The Downtown Eastside is historic, pivotal and contested terrain in Vancouver’s axis of real estate, power and oppression. It’s a place that breeds popular resistance to colonization, concentration camps and consumerism. Immigrant rights organizing and women’s centred activism have always been at the forefront of anti-colonial and anti-racist movements, and in particular First Nations sovereignty struggles. Here in the Downtown Eastside, communities created social justice coalitions to end sexual violence against women, locally and across British Columbia and Canada, and it is here that activists fought to create Insite, Canada’s first and only safe-injection facility. Aboriginal women’s leadership is the central force in the fight for social housing, and was essential to exposing the crimes of serial killer Robert Pickton, as well as the negligent complicity of the Vancouver Police Department and the R.C.M.P. Without their constant vigilance and activism, our neglectful governors would never have admitted to their botched investigations of missing and murdered women, which we now know were the direct result of “blatant failures” and “systemic bias” against this community by the supposed enforcers of law.

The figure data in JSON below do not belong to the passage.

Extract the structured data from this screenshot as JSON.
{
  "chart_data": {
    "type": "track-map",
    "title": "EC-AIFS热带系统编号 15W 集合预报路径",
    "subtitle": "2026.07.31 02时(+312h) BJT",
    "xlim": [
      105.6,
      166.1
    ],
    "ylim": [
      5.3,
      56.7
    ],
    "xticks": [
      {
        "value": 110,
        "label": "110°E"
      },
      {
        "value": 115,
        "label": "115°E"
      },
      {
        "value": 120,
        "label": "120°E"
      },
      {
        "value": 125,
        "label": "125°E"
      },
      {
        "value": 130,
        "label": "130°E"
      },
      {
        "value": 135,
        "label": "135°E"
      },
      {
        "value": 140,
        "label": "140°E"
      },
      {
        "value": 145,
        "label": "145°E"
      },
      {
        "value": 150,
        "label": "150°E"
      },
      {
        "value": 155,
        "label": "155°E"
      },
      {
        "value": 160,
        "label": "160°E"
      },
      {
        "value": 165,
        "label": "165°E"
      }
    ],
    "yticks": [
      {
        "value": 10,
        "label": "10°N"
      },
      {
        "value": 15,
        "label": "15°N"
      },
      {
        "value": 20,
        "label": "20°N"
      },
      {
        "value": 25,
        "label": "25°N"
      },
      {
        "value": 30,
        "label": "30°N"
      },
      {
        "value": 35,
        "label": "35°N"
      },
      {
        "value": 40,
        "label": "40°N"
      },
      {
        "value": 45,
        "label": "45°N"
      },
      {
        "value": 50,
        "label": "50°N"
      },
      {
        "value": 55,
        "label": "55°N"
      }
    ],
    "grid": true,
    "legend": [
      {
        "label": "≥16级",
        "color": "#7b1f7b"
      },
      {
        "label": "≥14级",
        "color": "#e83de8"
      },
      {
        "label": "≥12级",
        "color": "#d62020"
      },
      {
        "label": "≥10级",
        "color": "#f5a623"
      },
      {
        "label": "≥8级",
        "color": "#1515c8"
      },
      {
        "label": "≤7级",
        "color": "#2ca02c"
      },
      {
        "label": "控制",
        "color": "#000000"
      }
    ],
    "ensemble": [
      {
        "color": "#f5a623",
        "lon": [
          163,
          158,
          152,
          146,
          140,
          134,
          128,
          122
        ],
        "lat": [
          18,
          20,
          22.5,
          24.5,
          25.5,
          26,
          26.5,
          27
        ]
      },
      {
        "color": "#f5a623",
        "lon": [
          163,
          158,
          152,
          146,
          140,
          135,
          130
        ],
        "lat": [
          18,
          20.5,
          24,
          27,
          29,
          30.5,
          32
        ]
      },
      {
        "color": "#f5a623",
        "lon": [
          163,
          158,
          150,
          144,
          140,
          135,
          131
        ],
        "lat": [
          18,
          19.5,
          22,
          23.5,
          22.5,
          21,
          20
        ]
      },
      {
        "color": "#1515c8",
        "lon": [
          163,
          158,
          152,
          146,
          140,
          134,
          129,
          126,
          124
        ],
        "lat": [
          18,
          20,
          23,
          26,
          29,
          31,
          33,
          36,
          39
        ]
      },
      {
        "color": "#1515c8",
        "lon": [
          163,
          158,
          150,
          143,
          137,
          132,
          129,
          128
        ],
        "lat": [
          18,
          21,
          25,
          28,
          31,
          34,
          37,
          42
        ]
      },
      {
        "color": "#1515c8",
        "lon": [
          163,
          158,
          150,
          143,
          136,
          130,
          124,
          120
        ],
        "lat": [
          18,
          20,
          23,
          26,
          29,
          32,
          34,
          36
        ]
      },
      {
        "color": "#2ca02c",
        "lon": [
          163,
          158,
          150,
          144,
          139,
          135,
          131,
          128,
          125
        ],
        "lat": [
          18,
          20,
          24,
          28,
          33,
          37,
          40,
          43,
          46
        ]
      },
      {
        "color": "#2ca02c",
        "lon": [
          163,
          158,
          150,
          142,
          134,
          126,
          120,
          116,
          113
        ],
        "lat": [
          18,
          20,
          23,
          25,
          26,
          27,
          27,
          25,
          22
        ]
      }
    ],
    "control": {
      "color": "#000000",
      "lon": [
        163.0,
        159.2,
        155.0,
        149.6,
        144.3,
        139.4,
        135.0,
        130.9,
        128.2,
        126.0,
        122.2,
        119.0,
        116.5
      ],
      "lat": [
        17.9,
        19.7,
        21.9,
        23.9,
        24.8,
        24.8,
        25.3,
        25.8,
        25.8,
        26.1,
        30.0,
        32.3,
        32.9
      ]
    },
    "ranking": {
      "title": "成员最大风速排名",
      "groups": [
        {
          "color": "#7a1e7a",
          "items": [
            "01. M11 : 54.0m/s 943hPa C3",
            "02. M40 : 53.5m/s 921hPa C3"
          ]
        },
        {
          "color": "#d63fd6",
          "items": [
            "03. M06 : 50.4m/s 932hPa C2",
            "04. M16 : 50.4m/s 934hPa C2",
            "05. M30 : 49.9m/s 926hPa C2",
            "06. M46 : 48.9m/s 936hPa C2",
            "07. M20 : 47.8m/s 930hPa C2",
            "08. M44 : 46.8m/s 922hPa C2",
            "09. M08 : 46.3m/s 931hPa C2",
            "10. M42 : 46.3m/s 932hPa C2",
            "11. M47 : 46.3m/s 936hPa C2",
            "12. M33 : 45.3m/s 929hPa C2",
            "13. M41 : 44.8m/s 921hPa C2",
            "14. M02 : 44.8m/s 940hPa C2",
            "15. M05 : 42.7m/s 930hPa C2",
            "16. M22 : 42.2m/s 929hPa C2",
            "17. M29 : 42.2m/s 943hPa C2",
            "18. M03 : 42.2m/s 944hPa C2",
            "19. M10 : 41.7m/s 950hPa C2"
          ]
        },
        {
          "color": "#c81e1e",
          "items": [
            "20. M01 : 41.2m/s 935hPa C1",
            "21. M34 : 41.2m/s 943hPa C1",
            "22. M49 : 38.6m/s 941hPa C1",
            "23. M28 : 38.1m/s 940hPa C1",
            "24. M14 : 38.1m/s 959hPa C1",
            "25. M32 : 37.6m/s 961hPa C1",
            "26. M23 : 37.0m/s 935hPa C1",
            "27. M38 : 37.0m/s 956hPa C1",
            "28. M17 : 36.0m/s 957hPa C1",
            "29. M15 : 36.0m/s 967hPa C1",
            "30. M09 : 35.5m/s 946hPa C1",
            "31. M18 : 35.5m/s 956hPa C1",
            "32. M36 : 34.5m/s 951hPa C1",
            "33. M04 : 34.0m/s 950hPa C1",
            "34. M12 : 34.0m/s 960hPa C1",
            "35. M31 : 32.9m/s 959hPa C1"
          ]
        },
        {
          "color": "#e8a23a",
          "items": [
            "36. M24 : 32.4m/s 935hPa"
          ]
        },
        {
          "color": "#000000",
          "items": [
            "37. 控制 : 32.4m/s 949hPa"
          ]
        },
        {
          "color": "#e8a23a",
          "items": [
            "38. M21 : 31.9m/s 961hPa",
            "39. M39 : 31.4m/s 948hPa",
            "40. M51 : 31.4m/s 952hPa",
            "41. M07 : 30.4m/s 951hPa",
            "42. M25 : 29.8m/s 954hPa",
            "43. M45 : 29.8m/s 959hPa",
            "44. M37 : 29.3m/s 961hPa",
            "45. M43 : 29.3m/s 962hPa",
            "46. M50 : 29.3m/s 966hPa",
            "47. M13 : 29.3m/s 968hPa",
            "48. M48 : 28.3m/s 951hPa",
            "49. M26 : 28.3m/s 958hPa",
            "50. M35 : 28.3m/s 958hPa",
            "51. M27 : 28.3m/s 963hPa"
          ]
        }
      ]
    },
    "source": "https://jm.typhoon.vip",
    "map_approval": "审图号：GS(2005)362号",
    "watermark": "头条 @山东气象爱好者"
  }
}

Despite these atrocities, or perhaps in defiance of them, Powell Street is home to a diverse and working-class people’s history. It also remains a site of multi-generational trauma. And it is here that Cuchillo’s investors and landlord Steven Lippman have now planted their “flag of business.” In doing so, they’ve stuck a displacement dagger in the heart of Japantown, the DTES, and in unceded Coast Salish soil. But this community won’t go down without a fight. This history of resistance is unforgettable.

 DTES residents and allies will host a media conference outside of Cuchillo Restaurant at 261 Powell Street this Friday, July 5th at 6pm.